El doctor Fabián Elías siempre había pensado que la mente humana era como un cofre a medio abrir; su oficio como psiquiatra forense en el Hospital San Urbano le había demostrado ya muchas veces hasta dónde podía llegar la crueldad, cómo se retuercen los pensamientos atormentados en pasadizos imposibles, y de qué manera la moral se torna un lastre frágil en las entrañas de los impulsos. Pero nada en sus años de estudio, ni siquiera en sus noches de insomnio cuando el crujir del hospital lo mantenía absorto, lo preparó para el expediente que tocaría su vida —y su cordura— de manera irreversible.

Todo comenzó cuando recibió aquella carta sin remitente mientras leía junto a su escritorio, rodeado de expedientes polvorientos y débiles luces amarillas. El sobre, de papel burdo, olía a moho y salitre; un hedor que parecía provenir de alguna caverna marina lejana. Elías no recordaba haber tenido jamás algún correspondencia que llegue tras la medianoche, pero el matasellos —dibujado casi a mano— mostraba la fecha actual. El mensaje, escrito con una caligrafía inusualmente elegante, era breve:

“Doctor Elías,

Su reputación habla ya en círculos que usted jamás imaginaría. Si realmente busca comprender los abismos de la mente humana, le invito a ser partícipe de una experiencia única en su género. Preséntese a las 2 am, en el viejo caserón de la Calle Herrera, esquina con la ribera del Riachuelo. No lo consulte con nadie, ni permita que la lógica lo aparte de esta invitación. Habrá otros, todos en busca de algo que yace más allá de los límites.”

No había firma. El doctor Elías despreció la idea al principio. Sin embargo, el peso de la promesa y el aroma persistente del mar muerto sembraron en su interior una semilla de curiosidad aterrorizada. Luchó contra el deseo de descartar la misiva y dormir esa noche, mas, cuando la hora se aproximó, se encontró vistiéndose de manera apresurada, como cautivo de un trance del que no lograba desembarazarse. El abrigo, el portafolio, la linterna y el alma encogida… así salió al encuentro del horror aquella noche húmeda.

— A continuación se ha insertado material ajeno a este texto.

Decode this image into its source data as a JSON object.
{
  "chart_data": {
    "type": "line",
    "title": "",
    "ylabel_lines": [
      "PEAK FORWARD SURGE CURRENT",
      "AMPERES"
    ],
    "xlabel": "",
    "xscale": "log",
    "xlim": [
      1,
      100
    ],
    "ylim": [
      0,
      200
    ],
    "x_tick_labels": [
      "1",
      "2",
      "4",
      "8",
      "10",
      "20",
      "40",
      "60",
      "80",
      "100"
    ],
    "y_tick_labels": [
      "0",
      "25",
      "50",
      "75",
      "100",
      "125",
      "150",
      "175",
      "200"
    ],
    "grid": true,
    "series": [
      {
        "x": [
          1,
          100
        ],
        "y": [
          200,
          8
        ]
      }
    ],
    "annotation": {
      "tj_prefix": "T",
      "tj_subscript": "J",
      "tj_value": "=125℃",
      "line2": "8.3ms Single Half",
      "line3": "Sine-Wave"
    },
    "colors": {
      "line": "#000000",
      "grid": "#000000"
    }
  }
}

El caserón en la Calle Herrera era una ruina de finales del siglo XIX, de ventanales rotos y persianas carcomidas; su techumbre parecía tambalearse sobre los muros como un monstruo a punto del colapso. Aun así, y superando un miedo ancestral que lo rozaba con dedos helados, Elías empujó la pesada puerta, sabiendo de antemano que alguien —o algo— aguardaba dentro.

El vestíbulo estaba colmado de penumbra, y de un vaho tibio y dulzón que provenía de algún lugar al fondo, mezclado con un cántico ininteligible. Sus ojos tardaron en acostumbrarse, pero pronto distinguió a un pequeño grupo de figuras reunidas alrededor de una mesa circular. Al acercarse, notó los rostros Marcados por la fatiga y la ansiedad: tres hombres y dos mujeres —ninguna persona reconocida por él, aunque todos lucían ropas costosas y un aire de importancia social.

Elías se sentó, los saludó en silencio y apenas pudo contener el temblor de sus manos bajo la mesa. En el centro, un cuenco de vidrio humeaba y esparcía extrañas formas fosforescentes en el aire. El hombre que parecía dirigir la reunión —alto, impasible y de mirada mortecina— alzó la voz, con timbre de predicador:

“Ahora que estamos aquí, atrapados por lo indecible, todos comprenderán que esta experiencia no es juego ni distracción mundana. Esta noche, traspasaremos los velos. Lo que aprendamos será irreversible; lo que revelemos, jamás podrá ser olvidado. Somos, desde ahora, cadenas unidas en la misma condena.”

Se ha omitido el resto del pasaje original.